First, here are some tips on how to set one up. Pick a weekend at the beginning of the month, just after people have been paid. Advertise on social media and tack up signs. Research has found that you get better results if you use a black border on the sign, by the way.
Next, put out your precious accumulation of junque by category. Get the kids to help as a fun family project. Set up your yard, garage, or driveway like a store. Make sure that everything is clean and stacked or hung. Have a handy garbage can and some packaging for people to take home their treasures in.
Put a price tag on each item. Be clever, be honest, and price things to sell. Start with half to one-third of retail price. Selling is the whole reason for this effort, isn’t it? Consider making everything half off in the afternoon, or second day, if you have to move volume. Keep a lot of small bills to make change.
Set up early. It will take more time than you think and serious shoppers will always show up first thing. Put your “hot” items up front to draw people in. Have cookies and $1 water available. That always keeps people hanging around longer so that they will discover additional “finds.” Play background music, put up balloons. This is supposed to be fun.
Also, find out if your municipality requires a permit! You’d hate to have the party spoiled by being shut down or fined. It can happen, so look into it.
Success as a Shopper
The flip side of this is having fun spotting a yard or estate sale deal as a shopper. Start by looking in social media or your local newspaper to see where the sales might be clustered for convenience.
Consider yardsalesearch.com or the Garage Sale Rover app. And look for upscale neighborhoods. People moving especially from older homes is a key. Isn’t that where you’re more likely to find the good stuff?
Shop early, as in the bird and the worm. Your competition will be serious collectors and dealers. Where do you think they get their inventory?
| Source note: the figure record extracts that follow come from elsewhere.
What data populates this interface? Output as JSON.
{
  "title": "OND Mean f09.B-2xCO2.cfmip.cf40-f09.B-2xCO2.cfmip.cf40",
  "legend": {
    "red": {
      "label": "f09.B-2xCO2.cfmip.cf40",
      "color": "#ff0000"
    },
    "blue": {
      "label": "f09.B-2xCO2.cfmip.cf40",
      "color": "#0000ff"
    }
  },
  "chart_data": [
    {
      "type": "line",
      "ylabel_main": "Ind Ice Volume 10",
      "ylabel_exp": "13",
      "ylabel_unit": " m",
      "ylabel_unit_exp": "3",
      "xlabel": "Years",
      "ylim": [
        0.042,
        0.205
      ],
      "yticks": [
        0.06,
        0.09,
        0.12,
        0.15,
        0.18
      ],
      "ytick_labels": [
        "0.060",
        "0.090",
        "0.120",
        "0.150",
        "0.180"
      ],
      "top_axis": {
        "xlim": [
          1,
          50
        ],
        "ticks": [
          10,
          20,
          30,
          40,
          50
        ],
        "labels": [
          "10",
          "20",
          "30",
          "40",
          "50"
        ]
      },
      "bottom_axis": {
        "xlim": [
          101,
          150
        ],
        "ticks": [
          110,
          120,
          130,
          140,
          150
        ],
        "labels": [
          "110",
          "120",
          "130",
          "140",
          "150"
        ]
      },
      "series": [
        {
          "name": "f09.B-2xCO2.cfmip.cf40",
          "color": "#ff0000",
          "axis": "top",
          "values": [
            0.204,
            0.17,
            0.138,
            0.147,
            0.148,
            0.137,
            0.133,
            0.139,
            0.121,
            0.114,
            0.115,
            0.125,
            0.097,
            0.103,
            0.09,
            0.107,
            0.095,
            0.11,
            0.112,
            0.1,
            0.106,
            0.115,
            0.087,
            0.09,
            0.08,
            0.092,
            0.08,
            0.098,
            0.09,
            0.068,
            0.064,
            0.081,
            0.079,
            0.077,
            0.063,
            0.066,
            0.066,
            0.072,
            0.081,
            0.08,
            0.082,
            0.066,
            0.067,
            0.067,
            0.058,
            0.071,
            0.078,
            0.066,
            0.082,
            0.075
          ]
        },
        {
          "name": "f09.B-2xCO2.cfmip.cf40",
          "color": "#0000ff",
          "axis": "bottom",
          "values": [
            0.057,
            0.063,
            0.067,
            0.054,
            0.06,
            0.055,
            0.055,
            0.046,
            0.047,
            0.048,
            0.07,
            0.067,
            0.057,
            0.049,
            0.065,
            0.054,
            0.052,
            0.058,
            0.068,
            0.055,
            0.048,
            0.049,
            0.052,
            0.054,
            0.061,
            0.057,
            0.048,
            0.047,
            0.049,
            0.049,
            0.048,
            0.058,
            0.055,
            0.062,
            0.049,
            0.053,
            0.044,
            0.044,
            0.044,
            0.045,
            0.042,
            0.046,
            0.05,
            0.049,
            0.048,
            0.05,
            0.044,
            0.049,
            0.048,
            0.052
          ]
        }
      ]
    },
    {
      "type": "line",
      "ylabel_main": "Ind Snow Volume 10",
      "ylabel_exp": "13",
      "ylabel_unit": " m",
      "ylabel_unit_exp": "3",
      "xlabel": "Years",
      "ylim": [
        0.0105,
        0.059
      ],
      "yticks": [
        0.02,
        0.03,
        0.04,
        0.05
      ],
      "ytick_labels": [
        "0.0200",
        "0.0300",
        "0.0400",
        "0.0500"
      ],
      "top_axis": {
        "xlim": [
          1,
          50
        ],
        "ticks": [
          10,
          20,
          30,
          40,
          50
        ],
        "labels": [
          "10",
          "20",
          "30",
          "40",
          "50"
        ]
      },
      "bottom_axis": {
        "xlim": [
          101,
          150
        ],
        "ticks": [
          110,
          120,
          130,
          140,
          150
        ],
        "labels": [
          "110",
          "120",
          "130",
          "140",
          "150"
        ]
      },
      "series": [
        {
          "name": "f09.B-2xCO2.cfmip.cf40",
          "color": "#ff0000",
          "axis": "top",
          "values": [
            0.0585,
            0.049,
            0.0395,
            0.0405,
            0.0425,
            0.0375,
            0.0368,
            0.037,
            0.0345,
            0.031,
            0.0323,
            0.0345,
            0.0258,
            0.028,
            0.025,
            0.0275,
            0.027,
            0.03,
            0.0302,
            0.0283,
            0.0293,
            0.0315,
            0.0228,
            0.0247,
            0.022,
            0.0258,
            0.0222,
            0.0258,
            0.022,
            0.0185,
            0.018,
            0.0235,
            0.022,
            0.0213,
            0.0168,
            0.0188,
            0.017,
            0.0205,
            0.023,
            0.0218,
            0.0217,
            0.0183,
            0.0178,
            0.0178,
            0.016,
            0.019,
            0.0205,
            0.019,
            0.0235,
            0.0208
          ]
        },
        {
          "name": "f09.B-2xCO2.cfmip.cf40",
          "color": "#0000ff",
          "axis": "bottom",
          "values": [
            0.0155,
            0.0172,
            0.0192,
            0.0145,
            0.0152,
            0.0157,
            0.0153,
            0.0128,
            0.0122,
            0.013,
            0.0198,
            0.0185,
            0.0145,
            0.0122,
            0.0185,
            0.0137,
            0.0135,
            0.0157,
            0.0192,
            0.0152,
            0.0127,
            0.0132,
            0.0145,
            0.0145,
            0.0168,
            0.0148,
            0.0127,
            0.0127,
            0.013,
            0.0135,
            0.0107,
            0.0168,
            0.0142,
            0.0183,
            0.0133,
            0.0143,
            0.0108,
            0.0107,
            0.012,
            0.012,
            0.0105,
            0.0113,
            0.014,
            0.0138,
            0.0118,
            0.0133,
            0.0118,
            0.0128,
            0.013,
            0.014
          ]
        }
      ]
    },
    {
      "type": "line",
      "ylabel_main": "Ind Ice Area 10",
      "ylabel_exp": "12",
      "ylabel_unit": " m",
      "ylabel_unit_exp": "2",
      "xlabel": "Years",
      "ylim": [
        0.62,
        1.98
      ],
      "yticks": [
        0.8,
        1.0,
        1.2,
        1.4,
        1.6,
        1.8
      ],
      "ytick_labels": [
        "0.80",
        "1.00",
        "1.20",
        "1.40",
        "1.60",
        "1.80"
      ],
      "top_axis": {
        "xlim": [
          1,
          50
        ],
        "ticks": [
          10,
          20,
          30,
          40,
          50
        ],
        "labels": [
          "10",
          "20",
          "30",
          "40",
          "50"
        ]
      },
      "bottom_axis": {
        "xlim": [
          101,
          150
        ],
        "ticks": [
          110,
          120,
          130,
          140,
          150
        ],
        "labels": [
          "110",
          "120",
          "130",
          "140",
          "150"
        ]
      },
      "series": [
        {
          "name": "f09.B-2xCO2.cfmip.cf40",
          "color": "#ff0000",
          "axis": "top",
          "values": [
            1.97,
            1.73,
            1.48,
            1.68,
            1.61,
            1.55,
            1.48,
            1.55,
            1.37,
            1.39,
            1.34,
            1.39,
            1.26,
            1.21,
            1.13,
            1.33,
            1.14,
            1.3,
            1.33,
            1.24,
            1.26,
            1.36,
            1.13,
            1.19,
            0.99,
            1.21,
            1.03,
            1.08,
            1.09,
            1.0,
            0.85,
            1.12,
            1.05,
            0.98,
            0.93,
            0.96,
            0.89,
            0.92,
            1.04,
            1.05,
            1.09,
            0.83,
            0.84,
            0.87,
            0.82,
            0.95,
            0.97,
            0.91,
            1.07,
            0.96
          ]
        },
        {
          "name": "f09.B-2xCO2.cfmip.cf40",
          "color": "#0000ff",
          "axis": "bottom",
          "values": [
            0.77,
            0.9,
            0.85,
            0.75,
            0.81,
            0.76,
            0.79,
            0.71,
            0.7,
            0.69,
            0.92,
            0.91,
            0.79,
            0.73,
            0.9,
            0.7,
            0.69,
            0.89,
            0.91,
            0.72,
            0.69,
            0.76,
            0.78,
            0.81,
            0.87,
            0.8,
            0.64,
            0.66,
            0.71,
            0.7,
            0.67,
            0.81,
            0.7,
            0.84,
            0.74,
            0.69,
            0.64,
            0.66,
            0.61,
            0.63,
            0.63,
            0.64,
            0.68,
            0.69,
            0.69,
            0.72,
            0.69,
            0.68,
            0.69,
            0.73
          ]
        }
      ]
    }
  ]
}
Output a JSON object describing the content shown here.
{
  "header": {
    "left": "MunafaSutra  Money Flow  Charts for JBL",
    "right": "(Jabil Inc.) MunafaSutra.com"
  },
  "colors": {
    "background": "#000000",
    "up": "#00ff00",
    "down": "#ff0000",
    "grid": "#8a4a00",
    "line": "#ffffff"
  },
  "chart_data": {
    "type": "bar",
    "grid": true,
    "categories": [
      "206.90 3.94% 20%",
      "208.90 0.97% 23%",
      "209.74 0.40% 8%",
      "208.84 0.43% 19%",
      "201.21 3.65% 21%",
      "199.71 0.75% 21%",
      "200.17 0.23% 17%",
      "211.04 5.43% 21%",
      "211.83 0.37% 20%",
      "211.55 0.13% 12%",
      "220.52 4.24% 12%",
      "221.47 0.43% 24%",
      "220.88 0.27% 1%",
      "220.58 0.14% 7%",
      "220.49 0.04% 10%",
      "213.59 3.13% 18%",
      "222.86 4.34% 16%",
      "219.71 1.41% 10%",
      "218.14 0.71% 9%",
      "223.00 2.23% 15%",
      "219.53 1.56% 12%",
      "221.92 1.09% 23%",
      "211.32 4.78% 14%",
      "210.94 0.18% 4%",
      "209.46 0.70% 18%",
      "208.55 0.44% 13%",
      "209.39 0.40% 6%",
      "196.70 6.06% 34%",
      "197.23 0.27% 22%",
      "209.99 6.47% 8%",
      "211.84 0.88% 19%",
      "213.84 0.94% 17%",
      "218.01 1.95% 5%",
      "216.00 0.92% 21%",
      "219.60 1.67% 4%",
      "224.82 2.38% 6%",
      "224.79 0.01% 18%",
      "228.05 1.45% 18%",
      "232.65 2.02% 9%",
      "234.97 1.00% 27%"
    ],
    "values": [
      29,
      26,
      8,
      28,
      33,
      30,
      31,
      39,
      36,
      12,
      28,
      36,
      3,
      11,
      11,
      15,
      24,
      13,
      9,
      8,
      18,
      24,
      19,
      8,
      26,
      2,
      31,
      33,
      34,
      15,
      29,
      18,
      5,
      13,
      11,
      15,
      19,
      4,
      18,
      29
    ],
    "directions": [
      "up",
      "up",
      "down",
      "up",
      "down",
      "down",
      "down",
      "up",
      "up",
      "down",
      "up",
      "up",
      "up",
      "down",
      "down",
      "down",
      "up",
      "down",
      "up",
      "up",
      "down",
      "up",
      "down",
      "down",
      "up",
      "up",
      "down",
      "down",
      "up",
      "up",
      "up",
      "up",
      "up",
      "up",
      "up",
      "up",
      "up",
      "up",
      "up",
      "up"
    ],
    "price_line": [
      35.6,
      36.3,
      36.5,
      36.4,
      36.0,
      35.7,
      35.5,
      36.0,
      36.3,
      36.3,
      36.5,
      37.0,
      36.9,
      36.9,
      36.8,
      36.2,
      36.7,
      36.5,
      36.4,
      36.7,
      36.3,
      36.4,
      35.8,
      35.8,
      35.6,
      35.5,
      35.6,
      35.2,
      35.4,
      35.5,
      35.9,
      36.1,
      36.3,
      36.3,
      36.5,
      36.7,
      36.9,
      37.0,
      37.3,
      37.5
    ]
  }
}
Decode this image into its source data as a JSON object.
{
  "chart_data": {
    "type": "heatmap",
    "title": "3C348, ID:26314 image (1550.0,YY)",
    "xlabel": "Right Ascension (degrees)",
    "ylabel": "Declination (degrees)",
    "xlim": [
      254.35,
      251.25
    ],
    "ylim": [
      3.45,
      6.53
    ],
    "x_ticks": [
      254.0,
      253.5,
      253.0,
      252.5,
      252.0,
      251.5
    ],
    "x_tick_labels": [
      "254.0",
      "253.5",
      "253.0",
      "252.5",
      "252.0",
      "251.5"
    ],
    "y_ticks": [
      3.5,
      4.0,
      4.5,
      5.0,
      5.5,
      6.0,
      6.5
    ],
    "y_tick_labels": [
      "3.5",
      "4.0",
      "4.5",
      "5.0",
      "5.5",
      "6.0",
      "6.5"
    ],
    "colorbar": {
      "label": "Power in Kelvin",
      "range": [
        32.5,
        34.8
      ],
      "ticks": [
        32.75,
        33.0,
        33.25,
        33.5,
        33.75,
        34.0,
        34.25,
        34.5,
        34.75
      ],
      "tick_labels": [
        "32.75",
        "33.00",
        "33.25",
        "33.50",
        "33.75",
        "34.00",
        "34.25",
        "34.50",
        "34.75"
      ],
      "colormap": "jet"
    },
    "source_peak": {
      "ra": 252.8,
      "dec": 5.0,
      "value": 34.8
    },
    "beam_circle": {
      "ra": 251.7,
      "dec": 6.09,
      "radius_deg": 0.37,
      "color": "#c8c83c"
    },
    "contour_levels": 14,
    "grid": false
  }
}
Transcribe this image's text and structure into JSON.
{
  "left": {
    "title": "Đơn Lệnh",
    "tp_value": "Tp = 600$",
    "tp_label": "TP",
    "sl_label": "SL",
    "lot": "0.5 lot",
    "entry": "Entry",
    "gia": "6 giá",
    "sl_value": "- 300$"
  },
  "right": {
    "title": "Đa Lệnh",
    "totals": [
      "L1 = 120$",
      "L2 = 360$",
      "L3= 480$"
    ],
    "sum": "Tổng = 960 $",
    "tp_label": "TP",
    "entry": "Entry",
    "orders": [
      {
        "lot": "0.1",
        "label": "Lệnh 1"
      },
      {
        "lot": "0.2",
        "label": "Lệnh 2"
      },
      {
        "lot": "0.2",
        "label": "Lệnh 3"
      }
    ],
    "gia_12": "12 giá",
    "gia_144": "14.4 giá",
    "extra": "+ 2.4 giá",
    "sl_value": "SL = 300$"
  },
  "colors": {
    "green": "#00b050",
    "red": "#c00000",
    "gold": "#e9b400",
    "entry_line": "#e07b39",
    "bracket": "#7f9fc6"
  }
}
If you are even thinking about something, pick it up and hold it. Polite snatching is the rule, so hold on until you have decided. Check values online while you are at it. Bring a flashlight and magnifying glass for close inspection.
One important thing to understand is that haggling is the rule of the day. Many Americans are uncomfortable with this, but it is expected, it is fun, and you may save a lot of money.
Start by asking for “your best price,” or just a discount. How about: “Work with me on this,” “Would you take…?” or put together two or more items to make a bundle that you can leverage into a discount. They use this method a lot on the History Channel’s “American Pickers.”
Lastly, it’s your money and you are in control. Say “I need to think about this,” and just walk away. Sometimes the seller will come after you to finish the deal. It’s fun either way.